Godwin Anguzu | Haoliang Jiang | Emma Mavis | Nansu Wang
Machine Learning, Spring 2022
We present an analysis of gender classification on image data that is imbalanced across race, gender, and age. The purpose is to emphasize how the imbalance greatly impacts model performance, despite the reality that image classification applications still operate on imbalanced data. We ran experiments across extremely skewed gender and racially imbalanced groups of image data. We first generated baseline models and narrowed down the choice of a neural network on the data set with no experimentation. Then we applied the best performing neural network model to various imbalanced data and compared the performance on the different subgroups.
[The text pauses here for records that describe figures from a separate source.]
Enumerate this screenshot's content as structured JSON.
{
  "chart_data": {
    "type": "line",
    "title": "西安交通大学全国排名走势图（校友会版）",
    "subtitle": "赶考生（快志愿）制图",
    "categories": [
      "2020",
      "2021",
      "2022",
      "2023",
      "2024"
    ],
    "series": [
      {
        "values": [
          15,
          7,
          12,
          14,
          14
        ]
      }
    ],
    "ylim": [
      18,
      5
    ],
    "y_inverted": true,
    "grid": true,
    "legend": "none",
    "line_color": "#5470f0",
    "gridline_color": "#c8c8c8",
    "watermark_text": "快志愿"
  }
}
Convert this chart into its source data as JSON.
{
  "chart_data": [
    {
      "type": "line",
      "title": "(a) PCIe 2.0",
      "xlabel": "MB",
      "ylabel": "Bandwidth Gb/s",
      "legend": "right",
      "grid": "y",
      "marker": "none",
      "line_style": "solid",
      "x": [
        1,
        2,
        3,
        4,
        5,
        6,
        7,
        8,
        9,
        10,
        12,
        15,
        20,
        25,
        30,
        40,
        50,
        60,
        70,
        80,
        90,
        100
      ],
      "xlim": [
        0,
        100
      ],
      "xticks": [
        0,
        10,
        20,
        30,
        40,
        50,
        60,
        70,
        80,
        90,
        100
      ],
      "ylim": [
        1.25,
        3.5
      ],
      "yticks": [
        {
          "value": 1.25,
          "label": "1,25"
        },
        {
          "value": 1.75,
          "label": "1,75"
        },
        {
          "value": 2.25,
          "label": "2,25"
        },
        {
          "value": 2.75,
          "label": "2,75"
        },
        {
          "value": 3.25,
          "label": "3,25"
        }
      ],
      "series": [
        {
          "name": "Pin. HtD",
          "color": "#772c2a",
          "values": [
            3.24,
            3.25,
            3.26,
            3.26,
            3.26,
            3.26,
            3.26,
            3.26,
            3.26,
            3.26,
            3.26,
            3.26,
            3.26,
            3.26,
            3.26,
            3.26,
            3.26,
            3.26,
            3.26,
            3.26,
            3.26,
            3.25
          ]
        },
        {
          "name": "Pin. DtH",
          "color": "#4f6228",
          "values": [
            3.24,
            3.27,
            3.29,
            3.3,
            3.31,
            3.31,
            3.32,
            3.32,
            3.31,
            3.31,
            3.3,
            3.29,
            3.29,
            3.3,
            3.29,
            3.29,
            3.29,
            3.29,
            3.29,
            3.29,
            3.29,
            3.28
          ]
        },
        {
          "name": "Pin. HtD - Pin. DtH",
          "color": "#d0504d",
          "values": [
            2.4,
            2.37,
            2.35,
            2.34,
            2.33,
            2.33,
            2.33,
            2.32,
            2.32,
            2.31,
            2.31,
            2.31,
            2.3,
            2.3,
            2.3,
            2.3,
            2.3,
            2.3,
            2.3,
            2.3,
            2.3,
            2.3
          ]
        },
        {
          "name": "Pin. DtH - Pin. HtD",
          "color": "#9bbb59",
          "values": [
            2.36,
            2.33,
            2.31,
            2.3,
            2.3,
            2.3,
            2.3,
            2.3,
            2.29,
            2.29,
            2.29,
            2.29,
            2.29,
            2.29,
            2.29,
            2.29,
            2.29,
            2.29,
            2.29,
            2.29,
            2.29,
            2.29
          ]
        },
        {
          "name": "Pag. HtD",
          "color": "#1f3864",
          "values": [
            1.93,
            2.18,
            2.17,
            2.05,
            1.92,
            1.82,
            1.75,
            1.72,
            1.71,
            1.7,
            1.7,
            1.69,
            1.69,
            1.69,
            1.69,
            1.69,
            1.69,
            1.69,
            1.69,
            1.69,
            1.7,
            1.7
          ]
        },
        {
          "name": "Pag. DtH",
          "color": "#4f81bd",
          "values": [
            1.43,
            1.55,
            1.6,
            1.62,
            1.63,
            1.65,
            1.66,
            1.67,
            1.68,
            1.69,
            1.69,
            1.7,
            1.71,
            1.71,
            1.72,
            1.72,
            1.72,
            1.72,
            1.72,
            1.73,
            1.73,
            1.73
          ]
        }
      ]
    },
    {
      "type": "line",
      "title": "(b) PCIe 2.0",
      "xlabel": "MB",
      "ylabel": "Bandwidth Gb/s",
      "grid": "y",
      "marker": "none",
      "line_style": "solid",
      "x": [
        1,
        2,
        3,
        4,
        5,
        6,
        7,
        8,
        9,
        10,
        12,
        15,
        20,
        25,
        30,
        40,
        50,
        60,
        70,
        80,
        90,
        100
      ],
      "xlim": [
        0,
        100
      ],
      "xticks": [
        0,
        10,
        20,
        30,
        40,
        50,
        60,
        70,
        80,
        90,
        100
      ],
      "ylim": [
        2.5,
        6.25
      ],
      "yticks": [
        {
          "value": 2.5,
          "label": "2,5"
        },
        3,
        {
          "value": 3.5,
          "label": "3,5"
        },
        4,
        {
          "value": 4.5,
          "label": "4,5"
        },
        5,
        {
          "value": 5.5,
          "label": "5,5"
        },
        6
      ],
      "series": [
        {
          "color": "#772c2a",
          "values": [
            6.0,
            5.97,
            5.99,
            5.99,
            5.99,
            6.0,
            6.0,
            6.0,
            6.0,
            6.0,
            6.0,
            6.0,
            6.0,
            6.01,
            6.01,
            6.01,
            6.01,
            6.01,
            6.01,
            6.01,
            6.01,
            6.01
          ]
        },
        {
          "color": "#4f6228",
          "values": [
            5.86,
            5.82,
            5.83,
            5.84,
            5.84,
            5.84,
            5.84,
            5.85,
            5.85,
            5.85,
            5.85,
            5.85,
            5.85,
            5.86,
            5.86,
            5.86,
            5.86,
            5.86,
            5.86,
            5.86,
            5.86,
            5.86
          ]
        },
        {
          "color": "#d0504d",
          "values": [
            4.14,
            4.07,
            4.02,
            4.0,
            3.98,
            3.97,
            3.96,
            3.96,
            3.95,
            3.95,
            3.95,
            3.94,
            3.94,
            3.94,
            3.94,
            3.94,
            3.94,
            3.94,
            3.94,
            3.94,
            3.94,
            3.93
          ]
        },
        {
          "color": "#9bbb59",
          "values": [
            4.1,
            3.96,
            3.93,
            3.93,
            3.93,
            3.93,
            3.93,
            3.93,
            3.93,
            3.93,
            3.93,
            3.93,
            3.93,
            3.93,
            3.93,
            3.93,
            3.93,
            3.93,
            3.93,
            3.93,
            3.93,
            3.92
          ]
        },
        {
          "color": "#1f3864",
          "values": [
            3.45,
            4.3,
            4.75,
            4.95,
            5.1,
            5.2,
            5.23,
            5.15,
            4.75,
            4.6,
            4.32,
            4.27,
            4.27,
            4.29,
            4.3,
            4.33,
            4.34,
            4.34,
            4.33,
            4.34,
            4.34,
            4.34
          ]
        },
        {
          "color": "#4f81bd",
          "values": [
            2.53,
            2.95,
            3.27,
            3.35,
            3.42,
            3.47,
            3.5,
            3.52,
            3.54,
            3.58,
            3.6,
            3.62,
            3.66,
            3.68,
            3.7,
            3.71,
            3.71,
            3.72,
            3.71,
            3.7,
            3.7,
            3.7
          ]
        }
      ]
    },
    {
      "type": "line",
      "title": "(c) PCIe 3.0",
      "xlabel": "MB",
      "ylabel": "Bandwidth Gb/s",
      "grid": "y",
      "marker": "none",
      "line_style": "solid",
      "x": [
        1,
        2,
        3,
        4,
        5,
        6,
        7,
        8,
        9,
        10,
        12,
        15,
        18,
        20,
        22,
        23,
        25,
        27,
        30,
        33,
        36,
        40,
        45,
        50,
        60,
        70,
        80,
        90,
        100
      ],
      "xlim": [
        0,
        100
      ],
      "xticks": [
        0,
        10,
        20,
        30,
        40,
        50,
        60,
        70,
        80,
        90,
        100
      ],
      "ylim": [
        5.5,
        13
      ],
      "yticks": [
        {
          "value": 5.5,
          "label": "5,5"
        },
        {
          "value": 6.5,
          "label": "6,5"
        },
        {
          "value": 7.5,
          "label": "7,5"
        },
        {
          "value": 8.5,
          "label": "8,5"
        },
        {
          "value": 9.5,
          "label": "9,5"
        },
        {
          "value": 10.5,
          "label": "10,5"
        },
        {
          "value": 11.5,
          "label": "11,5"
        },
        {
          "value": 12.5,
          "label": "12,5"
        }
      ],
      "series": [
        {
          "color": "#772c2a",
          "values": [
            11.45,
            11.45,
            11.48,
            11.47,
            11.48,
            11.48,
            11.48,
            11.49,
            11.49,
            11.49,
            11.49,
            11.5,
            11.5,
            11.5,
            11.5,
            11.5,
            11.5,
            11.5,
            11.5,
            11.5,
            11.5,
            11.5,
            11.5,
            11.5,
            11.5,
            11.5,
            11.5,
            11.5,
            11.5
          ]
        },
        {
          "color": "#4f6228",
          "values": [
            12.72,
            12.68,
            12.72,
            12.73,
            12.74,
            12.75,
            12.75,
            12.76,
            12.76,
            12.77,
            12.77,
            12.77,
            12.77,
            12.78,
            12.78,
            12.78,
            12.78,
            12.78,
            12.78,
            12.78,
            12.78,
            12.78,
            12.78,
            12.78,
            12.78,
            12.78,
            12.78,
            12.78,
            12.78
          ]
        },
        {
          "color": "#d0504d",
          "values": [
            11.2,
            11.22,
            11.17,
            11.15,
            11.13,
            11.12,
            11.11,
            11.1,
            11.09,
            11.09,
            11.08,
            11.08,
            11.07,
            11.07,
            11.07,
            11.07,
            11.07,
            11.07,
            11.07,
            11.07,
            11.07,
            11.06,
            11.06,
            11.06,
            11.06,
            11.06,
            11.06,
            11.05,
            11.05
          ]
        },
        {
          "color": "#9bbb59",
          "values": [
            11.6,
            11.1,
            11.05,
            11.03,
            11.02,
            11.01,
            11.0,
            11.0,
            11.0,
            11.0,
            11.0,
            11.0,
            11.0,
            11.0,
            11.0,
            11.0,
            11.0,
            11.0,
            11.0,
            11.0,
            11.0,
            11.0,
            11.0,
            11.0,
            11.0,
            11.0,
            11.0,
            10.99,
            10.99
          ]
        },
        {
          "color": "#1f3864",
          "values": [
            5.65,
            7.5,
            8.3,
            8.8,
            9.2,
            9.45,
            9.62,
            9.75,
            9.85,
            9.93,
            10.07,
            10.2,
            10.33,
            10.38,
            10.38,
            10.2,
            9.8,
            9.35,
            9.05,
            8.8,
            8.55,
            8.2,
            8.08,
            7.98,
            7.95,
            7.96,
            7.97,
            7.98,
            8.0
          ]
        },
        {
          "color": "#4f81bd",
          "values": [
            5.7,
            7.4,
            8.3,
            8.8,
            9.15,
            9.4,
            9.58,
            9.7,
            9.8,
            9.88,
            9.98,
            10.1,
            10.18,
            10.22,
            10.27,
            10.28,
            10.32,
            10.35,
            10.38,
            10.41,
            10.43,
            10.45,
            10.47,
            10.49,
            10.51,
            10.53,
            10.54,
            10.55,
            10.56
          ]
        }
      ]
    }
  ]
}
We found that model performance differs greatly across different subgroups, implying that equitable representation in data is of the utmost importance for model generalizability across subgroups.
Below is a flowhart depicting the project process of this analysis
This experiment has clearly shown that even the best-performing models are still quite sensitive to the data they are trained on, especially if that data is biased. We have seen drastic performance differences when applying a model trained on a subset of racial groups, and most notably seen that the performance on the Black subgroup was low each time. It appears that the classification of gender is not as robust as one might think – to perform well on all groups of people, it needs to train equally on all groups of people. We can confidently state that poor performance across subgroups by neural network classifiers can be attributed to imbalance in those groups, specifically race in gender in this case. Specifically balancing racial groups before facial estimation models is vital to achieve better classification results. But of course reality hardly lends itself to provide balanced data, so methods for mitigating bias need to be at the forefront of any machine learning pipeline.